Both modes use the same API, and the collection operations are identical.

Metadata filtering in Chroma

Chroma uses a MongoDB-style filter syntax:

# Filter by exact match
results = collection.query(
    query_embeddings=[query_vector.tolist()],
    n_results=10,
    where={"source": "legal-contracts"}
)

# Filter with operators
results = collection.query(
    query_embeddings=[query_vector.tolist()],
    n_results=10,
    where={
        "$and": [
            {"date": {"$gte": "2024-01-01"}},
            {"category": {"$in": ["contract", "agreement"]}}
        ]
    }
)

Chroma vs Qdrant vs Weaviate

	Chroma	Qdrant	Weaviate
Setup friction	Minimal	Low	Medium
Production scale	Limited	High	High
Hybrid search	✗	✓	✓
Multi-vector	✗	✓	✓
Performance	Good for small corpora	Excellent	Good
Persistent mode	✓	✓	✓
Best for	Prototyping, small projects	Production search	Structured data, GraphQL

Recommendation: start with Chroma for prototyping, migrate to Qdrant for production. The SIE SDK and embedding pipeline remain identical; only the vector DB client changes.
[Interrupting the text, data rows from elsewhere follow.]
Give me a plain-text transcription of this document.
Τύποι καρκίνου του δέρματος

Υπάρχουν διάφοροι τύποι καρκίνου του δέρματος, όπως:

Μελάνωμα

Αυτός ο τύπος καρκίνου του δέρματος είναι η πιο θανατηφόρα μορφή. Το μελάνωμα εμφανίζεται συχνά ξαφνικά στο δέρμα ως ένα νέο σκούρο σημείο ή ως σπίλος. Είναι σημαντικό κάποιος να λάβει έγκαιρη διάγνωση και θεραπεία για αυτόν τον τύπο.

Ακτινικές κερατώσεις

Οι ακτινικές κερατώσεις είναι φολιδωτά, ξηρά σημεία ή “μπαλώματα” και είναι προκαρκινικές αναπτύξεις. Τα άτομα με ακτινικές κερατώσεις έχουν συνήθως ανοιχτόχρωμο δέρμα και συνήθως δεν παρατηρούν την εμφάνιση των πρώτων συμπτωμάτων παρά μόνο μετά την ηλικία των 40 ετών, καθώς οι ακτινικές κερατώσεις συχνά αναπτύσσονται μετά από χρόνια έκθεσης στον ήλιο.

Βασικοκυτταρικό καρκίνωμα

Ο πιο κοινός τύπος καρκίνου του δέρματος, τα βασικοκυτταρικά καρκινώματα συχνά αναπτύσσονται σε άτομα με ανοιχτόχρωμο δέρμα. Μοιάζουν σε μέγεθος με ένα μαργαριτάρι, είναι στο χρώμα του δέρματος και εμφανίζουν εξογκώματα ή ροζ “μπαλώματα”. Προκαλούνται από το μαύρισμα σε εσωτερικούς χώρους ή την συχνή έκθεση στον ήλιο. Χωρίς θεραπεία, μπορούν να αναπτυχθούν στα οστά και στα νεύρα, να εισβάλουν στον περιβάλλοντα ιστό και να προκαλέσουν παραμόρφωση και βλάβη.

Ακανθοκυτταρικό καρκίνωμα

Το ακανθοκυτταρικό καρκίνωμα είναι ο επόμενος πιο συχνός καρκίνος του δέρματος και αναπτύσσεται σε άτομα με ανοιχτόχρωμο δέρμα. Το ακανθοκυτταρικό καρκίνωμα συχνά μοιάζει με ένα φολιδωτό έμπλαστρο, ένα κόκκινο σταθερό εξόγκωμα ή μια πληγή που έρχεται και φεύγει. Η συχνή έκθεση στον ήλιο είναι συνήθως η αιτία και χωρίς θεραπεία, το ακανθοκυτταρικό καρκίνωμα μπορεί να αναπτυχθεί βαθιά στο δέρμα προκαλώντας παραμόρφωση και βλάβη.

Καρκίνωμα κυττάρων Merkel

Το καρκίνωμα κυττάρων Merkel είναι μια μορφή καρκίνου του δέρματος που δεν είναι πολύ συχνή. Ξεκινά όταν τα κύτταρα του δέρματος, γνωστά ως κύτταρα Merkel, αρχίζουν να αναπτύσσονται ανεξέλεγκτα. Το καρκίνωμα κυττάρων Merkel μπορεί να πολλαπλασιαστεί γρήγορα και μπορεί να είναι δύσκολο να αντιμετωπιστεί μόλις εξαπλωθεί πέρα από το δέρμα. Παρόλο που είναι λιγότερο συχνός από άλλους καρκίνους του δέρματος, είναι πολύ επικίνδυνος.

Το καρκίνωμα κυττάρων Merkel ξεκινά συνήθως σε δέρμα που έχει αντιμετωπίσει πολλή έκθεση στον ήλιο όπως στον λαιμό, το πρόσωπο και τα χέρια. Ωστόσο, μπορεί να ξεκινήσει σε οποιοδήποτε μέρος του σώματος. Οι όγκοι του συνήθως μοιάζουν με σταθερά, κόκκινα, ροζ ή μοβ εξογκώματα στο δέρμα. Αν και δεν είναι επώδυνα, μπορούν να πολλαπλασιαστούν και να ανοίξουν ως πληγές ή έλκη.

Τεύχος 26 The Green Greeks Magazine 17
Migrating from Chroma to Qdrant

When your corpus outgrows Chroma or you need hybrid search, migration is straightforward because SIE produces the same vectors regardless of which vector DB you use:

# Re-encode is usually not needed if you stored the vectors
# Just re-insert into Qdrant with the same vectors

from qdrant_client import QdrantClient
from qdrant_client.models import VectorParams, Distance, PointStruct

qdrant = QdrantClient("http://localhost:6333")
qdrant.create_collection("documents", vectors_config=VectorParams(size=1024, distance=Distance.COSINE))

# Fetch from Chroma, insert into Qdrant
chroma_data = collection.get(include=["embeddings", "documents", "metadatas"])
qdrant.upsert("documents", points=[
    PointStruct(id=i, vector=emb, payload={"text": doc, **meta})
    for i, (emb, doc, meta) in enumerate(zip(
        chroma_data["embeddings"], chroma_data["documents"], chroma_data["metadatas"]
    ))
])

Frequently asked questions

Is Chroma suitable for production? For small corpora (<1M vectors) and internal tools, yes. For high-traffic search with large corpora or hybrid search requirements, Qdrant or Weaviate are better choices.

Does Chroma support hybrid search? Not natively. Chroma only supports dense vector search. For hybrid search (dense + BM25), use Qdrant or Weaviate.

Can I use Chroma with LangChain and SIE? Yes. Use SIE to generate embeddings, then pass them to Chroma via LangChain’s Chroma vectorstore with a custom embedding_function that calls SIE.